# I dont have time to read all these



## CaliDave (Dec 14, 2006)

*Welcome, CaliDave.*
  Status: TUG Member
    			You last visited: December 14, 2006 at 06:23 PM 			
Private Messages: Unread *65534*, Total 27.

[_Fixed - mg_]


----------



## Denise L (Dec 14, 2006)

Wow! And I thought the limit was 100  !


----------



## johnmfaeth (Dec 15, 2006)

What 65534 actually means is -2 

How?

The software must be using 2 "bytes" to store the count. Normally, the largest number that can be held in 2 bytes is 65535.

Picture a 16 digit number in base 2. Base 2 only allows 1's and 0's. The maximum in our number system that can be expressed in base 2 (binary) in 16 digits is 65535.

Picture a car odometer that only goes up to 65535 and then rolls over to 00000 again. If it was at 00000 and you drove backwards for 1 mile it would read 65535, one more and it would read 65534.

Confused? Here's the numbers 1 to 10 in our normal base 10 decimal system translated into base 2.

0    =   0
1    =   1
2    =   10
3    =   11
4    =   100
5    =   101
6    =   110
7    =   111
8    =   1000
9    =   1001
10  =   1010

Computers use base 2 because its storage areas have only 2 values (states), either on or off.

Sorry if this doesn't make sense to some, it is difficult to explain in a short posting.

Either way it is a software "bug"


----------



## rifleman69 (Dec 15, 2006)

johnmfaeth said:
			
		

> Picture a car odometer that only goes up to 65535 and then rolls over to 00000 again. If it was at 00000 and you drove backwards for 1 mile it would read 65535, one more and it would read 65534.




Didn't you see Ferris Bueller's Day Off?  The odometer doesn't go backwards.


----------



## johnmfaeth (Dec 15, 2006)

Hey Rifleman,

When we were 17 (now I'm 45) we talked a friend into taking his fathers car on a small roadtrip. Ran up 80 miles and he was terrified because his dad checked the mileage and mpg every time he got gas.

We jacked up the rear and put it into reverse. It actually went back about 8/10's of a mile and then stopped. Wouldn't go back a full mile's digit. It was a 68 Plymouth Fury.

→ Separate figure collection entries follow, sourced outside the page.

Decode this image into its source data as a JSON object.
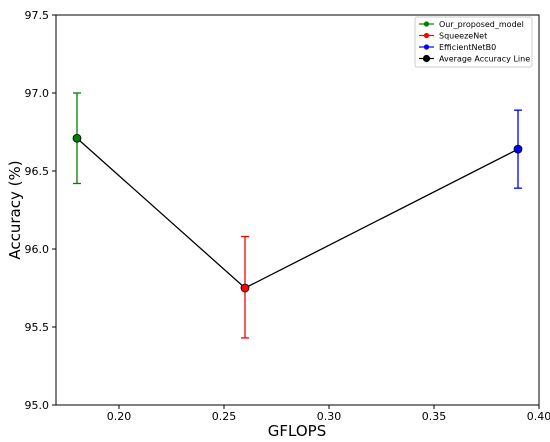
{
  "chart_data": {
    "type": "scatter",
    "title": "",
    "xlabel": "GFLOPS",
    "ylabel": "Accuracy (%)",
    "xlim": [
      0.17,
      0.4
    ],
    "ylim": [
      95.0,
      97.5
    ],
    "x_ticks": [
      0.2,
      0.25,
      0.3,
      0.35,
      0.4
    ],
    "y_ticks": [
      95.0,
      95.5,
      96.0,
      96.5,
      97.0,
      97.5
    ],
    "grid": false,
    "legend_position": "top-right",
    "series": [
      {
        "name": "Our_proposed_model",
        "color": "#008000",
        "x": 0.18,
        "y": 96.71,
        "err_low": 96.42,
        "err_high": 97.0
      },
      {
        "name": "SqueezeNet",
        "color": "#ff0000",
        "x": 0.26,
        "y": 95.75,
        "err_low": 95.43,
        "err_high": 96.08
      },
      {
        "name": "EfficientNetB0",
        "color": "#0000ff",
        "x": 0.39,
        "y": 96.64,
        "err_low": 96.39,
        "err_high": 96.89
      }
    ],
    "average_line": {
      "name": "Average Accuracy Line",
      "color": "#000000"
    }
  }
}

Needless to say, he was in trouble with his dad the next day for "cruising around like a hooligan".

So "assuming you have an odometer that goes backwards" need be inserted when reading my post  

John


----------



## talkamotta (Dec 16, 2006)

When I was 16, now Im 53, I had friends that were boys that would  stop the mileage counter on my father's car.  When we were done cruising around, the boy would then hook it back up.  

It would cost me a kiss, they were kind of cute so it wasnt too painful.  Would have done it for nothing...but I needed the counter stopped.


----------